THE CURRENT STATE OF LIABILITY FOR “CAUSAL” SPEECH: As a committed civil libertarian and experienced advocate of First Amendment freedoms in all its forms, I — like most Instapundit readers — reject the notion that someone’s “feels” were damaged by something they read, watched or heard and subsequently they deserve financial compensation in law.
Blaming speech for things other people do (in violation of alleged cultural norms) is equally repugnant. It strips the moral agency from the reader and viewer, and is paternalism in its most abhorrent form. We’ve seen it a million times. I was in a newsroom when Rep. Giffords was shot, and heard editors immediately yelling at reporters to start looking for “right-wing” media that Jared Loughner may have been “inspired” by. Massive fail. I mean, just look at the guy.
When liberal fascists strip away peoples’ moral agency (and thus, the notion of individual responsibility) they then believe they have license to regulate speech on an imaginary causal link to violent acts. Fortunately, the law rejects this for the most part.
Short of lawsuits, of course, if your club hates a particular person, they can virtue signal their “honorable” intentions by targeting others and sweeping them into a “basket of deplorables.” (As an aside, Hillary Clinton will never know how much damage she did to the body politic with that craven polarization). Media and public figures with a conservative leaning readership or following are consistently smeared as “right-wing.” This agreed-upon narrative is underwritten by a well funded campaign to ruin their reputations and bring them down by pressuring advertisers, or just plain hysterical cybermob “deplatforming.”
The motive reasoning varies, but it is usually justified as targeting “disinformation” that “destroys democracy.” A laughable and overbroad notion, but there’s gold in them there hills: Some hucksters have ginned up a for-profit business model called “NewsGuard” that deems itself the moral authority on who is and isn’t producing “disinformation.” The curious part is that this company is advised by (Ret.) General Michael Hayden. He’s one of the 51 signatories to the infamous and now thoroughly discredited “Russian disinformation” letter that was used to silence reporting about Hunter Biden’s laptop. How these guys can claim the high moral ground is beyond me.

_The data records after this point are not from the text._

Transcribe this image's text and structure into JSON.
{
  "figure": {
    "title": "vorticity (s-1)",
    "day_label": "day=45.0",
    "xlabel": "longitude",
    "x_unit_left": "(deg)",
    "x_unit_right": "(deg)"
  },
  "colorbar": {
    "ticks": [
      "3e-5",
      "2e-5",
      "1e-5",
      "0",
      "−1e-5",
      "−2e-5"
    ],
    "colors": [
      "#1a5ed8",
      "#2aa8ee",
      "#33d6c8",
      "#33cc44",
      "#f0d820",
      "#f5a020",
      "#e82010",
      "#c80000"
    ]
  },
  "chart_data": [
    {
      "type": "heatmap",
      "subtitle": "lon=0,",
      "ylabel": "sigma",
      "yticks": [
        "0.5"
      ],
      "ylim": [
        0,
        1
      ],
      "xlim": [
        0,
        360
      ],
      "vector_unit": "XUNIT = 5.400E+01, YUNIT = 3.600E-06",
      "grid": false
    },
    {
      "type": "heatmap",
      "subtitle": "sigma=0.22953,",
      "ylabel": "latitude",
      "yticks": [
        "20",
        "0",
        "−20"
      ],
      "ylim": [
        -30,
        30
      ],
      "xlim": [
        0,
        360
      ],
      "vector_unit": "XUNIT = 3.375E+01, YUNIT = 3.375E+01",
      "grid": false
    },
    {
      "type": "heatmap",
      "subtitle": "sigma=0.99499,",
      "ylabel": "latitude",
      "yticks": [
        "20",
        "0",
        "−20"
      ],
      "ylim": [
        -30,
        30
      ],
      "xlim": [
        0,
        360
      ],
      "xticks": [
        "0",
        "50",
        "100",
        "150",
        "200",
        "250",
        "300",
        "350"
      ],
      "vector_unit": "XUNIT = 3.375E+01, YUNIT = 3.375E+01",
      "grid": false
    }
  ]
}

So which exceptions allowing speech restriction are philosophically acceptable and pass constitutional muster? Obviously, speech that knowingly provides a direct opportunity to engage in sex trafficking, murder, and the like. But burning the American flag is protected speech (although I can think of several friends who would be motivated to punch the arsonist’s lights out). Even generalized death threats against the President of the United States, without more, have been protected as “hyperbolic” and “expressive” speech. Remember this little gem that was passed around by Occupy Democrats and the Koz Kids? Oh what fun we had. Good times, good times.
But claims of emotional distress caused by watching something have always failed. Yet an interesting case is developing in California. For quite some time, the nanny state has been demanding more and more supervision of speech by BigTech social media companies who claim to be mere conduits. They want it both ways, exerting influence over social media and denying responsibility at the same time. Yielding to public and political pressure, they have hired teams of moderators (usually with a far-left bent) to scour the platform and remove offensive postings.

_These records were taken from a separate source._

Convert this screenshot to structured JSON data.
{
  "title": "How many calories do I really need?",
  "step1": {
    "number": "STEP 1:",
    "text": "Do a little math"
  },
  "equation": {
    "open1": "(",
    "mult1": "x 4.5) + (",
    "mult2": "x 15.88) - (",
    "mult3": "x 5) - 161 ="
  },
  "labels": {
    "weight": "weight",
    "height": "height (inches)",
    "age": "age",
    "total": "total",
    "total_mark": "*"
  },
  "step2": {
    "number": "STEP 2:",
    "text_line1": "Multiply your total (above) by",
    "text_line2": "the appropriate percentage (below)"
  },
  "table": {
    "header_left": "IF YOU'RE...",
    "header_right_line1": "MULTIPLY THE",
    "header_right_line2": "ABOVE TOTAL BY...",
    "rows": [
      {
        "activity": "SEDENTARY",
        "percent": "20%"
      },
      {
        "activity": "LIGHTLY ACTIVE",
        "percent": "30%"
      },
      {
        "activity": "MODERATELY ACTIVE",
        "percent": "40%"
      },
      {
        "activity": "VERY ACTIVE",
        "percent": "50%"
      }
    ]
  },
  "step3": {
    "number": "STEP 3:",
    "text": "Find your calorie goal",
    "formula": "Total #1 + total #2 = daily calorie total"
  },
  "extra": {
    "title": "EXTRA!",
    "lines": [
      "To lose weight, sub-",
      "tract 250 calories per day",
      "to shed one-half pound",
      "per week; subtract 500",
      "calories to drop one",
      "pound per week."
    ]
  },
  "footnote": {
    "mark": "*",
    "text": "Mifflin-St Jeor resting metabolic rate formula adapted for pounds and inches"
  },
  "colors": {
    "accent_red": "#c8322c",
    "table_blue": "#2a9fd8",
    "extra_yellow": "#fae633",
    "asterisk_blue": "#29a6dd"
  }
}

Can you imagine sitting in front a screen all day having to sift through Anti-Semitism, ethnic slurs, gruesome videos and obscene photographs? Moderators at Tik-Tok have filed a suit against their employer’s parent company, claiming that “the company did not adopt reasonable measures to mitigate harm from having to watch disturbing content.” Courthouse News reports that:
“As part of their jobs, Reece Young and Ashley Velez say they watched hours of disturbing videos showing necrophilia, bestiality and violence against children, while working for independent “content moderation” firms ByteDance hired. The plaintiffs claim that as a result, they were unable to take breaks from graphic videos because queues of videos which were not supposed to contain graphic content often did, and the resulting harms were exacerbated by ByteDance’s strict productivity standards.”
The judge in the TikTok case has denied the company’s Motion to Dismiss, and it may very well proceed to trial. On one hand, this is one of those “why can’t they both lose?” moments. The usual — and winning — argument against would-be censorship is simply replying that “if you don’t like what you see, change the channel.” But to be fair, these people can’t change the channel.
So the irony abounds here: “We know better than you, so shut up and listen only to state-approved media.” Then, when part of that approval process requires people to be exposed to arguably offensive material, the nanny state has backed itself into a corner. They can’t claim speech “causes” harm except in instances where they are trying to determine if that same speech is capable of causing harm.
Pretzel logic, indeed. This is going to be fun. I’ll go make popcorn.